The top American general stated on Friday that the United States and its allies must expedite the shipment of weaponry to Taiwan in the upcoming years to aid the island in self-defense.
The main source of armaments for Taiwan is the United States. Beijing has frequently sought an end to U.S. arms sales to Taiwan, perceiving them as unjustified backing for the island’s democratically run government.
“The speed at which we, the United States, or other countries assist Taiwan in improving (their) defensive capabilities, I think that probably needs to be accelerated in the years to come,” U.S. Army General Mark Milley, chairman of the Joint Chiefs of Staff, told reporters during a visit to Tokyo.
Milley said Taiwan needed weapons like air defence systems and those that could target ships from land.
“I think it’s important that Taiwan’s military and their defensive capabilities be improved,” he said.
Taiwan has since last year complained of delays to U.S. weapon deliveries, such as Stinger anti-aircraft missiles, as manufacturers turned supplies to Ukraine as it battles invading Russian forces.
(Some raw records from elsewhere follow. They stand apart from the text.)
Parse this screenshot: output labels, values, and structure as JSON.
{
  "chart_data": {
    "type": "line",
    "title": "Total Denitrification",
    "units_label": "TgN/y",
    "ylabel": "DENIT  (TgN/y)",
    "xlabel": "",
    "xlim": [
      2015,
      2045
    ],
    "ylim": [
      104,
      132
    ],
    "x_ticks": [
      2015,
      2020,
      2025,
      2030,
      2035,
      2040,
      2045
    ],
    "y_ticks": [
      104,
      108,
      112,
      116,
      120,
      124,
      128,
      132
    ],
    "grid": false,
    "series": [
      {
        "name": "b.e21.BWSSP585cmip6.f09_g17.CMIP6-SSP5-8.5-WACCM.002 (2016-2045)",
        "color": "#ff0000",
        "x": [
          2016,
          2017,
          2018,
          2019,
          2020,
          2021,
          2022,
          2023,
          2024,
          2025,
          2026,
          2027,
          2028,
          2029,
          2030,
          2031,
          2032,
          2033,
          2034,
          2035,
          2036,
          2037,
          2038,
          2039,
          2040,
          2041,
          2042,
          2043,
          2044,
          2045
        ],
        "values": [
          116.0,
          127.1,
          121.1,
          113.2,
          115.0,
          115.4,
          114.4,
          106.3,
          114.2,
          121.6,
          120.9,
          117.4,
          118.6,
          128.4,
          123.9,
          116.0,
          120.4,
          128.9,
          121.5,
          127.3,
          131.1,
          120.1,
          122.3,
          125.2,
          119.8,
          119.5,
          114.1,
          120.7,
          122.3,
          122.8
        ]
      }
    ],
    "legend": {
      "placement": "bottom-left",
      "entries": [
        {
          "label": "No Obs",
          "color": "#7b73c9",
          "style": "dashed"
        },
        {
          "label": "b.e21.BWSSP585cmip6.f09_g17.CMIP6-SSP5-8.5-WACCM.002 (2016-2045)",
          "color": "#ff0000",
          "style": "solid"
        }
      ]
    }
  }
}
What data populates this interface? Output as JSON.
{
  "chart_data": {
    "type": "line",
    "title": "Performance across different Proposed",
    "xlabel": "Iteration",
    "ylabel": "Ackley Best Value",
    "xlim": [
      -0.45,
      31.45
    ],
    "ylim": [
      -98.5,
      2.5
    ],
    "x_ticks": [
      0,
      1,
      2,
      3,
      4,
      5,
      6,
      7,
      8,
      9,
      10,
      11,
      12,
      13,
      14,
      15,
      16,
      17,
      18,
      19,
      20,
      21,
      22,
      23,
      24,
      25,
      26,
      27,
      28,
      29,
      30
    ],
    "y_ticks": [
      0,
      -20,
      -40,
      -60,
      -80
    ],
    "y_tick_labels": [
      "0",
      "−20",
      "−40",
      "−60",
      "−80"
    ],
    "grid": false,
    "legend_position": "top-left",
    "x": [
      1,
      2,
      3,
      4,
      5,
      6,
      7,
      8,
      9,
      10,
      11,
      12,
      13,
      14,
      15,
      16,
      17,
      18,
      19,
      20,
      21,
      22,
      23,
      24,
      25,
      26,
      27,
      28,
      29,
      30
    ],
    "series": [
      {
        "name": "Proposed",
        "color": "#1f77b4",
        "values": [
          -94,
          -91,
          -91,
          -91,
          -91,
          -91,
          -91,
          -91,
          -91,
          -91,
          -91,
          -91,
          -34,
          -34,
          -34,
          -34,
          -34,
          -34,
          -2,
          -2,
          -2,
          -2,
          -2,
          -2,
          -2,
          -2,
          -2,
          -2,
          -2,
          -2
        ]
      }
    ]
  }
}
The issue has concerned some U.S. lawmakers.
Taiwan has said that its defence spending this year will focus on preparing weapons and equipment for a “total blockade” by China, including parts for F-16 fighters and replenishing weapons.
China staged war games around the island in August, firing missiles over Taipei and declaring no-fly and no-sail zones in a simulation of how it would seek to cut Taiwan off in a war.
In recent days, China’s military has been practicing joint force operations at sea ahead of Taiwan’s annual war games at the end of the month when it will simulate breaking a Chinese blockade.
Milley said that relations between the United States and China were at a “very low point” and recent diplomatic meetings, including between U.S. Secretary of State Antony Blinken and top Chinese diplomat Wang Yi, were important to reduce the chances of escalation.
Milley said the United States was looking at whether it needed to change where some U.S. forces were based within the Asia Pacific.
The majority of U.S. forces in the region are in northeast Asia, including 28,500 in South Korea and 56,000 troops in Japan.
“We are seriously looking at potential alternative basing options,” Milley said.